Where did you go Neeshy?  Hope you're doing ok and the plan is going well.
Helpful - 0
662972 tn?1270166301
getting worried heard nothing from you... are you ok just let us know. Your in prayers...
Helpful - 0
1132915 tn?1260377096
Thank you for being real with me, you've inspired me to detox w/out the use of other meds.

I'm sure you are as well as can be expected.

You can do this!

I prayers go out to you my friend..
Helpful - 0
1137191 tn?1260690080
You can do this. Don't give up. Don't give in. We are all here for you. Just remember that your life is waiting on the other side of this, and the greatest oxy high pales in comparison to the true happiness you will gain as a result of a new sober life. You can do this. Reach out. You'll be amazed at how many people will reach back.
Helpful - 0
1137191 tn?1260690080
I am a 25 year old recently clean oxy addict.

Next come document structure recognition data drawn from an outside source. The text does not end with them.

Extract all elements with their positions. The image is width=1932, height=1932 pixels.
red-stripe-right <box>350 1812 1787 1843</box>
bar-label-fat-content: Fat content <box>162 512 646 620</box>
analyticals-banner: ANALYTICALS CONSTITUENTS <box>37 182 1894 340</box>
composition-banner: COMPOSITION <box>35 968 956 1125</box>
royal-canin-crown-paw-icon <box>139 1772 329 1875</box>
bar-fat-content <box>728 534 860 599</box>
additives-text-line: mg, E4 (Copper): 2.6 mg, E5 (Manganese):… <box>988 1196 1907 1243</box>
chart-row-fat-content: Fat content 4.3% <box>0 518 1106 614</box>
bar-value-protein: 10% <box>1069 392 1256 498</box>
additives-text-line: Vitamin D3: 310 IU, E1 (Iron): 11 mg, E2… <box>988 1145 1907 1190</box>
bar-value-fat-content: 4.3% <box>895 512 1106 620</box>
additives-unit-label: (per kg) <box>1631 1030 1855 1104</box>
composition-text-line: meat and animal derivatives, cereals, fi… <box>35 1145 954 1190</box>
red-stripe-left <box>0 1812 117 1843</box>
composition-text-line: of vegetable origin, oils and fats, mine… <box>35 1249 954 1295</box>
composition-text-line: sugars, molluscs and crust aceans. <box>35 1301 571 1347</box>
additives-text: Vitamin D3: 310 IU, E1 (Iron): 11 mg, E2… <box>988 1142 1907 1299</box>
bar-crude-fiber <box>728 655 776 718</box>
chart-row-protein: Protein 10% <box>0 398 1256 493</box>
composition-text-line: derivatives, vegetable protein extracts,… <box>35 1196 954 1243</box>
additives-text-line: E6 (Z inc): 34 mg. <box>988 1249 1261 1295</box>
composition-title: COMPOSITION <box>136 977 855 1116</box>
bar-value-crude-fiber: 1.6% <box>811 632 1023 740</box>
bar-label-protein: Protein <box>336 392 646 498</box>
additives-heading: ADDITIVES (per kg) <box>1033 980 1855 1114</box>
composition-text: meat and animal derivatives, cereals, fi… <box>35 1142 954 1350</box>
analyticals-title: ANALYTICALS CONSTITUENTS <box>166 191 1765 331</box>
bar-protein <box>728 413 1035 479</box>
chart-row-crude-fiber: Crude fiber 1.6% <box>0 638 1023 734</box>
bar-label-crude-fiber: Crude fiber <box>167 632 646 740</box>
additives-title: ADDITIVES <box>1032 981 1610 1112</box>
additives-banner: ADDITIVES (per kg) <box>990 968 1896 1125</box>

I've been there. You can do this! All the people on this board are pulling for you! I'm going to be praying to my higher power for you a ton in the next few days. We are here for you! If you need someone to talk to on the phone, let me know and I've give you my number. You should try to hit up a couple NA or AA meetings in the area. If you want someone to go with let me know. I can contact a few people down there that would be willing to meet up with you and be there for you. All you got to do is say the word. We've been there, and all we want is to help other addicts out and show them that they don't have to do it alone. You don't have to do this alone. We will all be there and give you the strength and courage to get through this. It ******* hard as hell. But it is so much easier when you have others there to lean on during this all. You can do this. Don't give in. Don't give in. Don't give in.
Helpful - 0
1077186 tn?1261164937
Hoping that you are okay... let us know how you are feeling!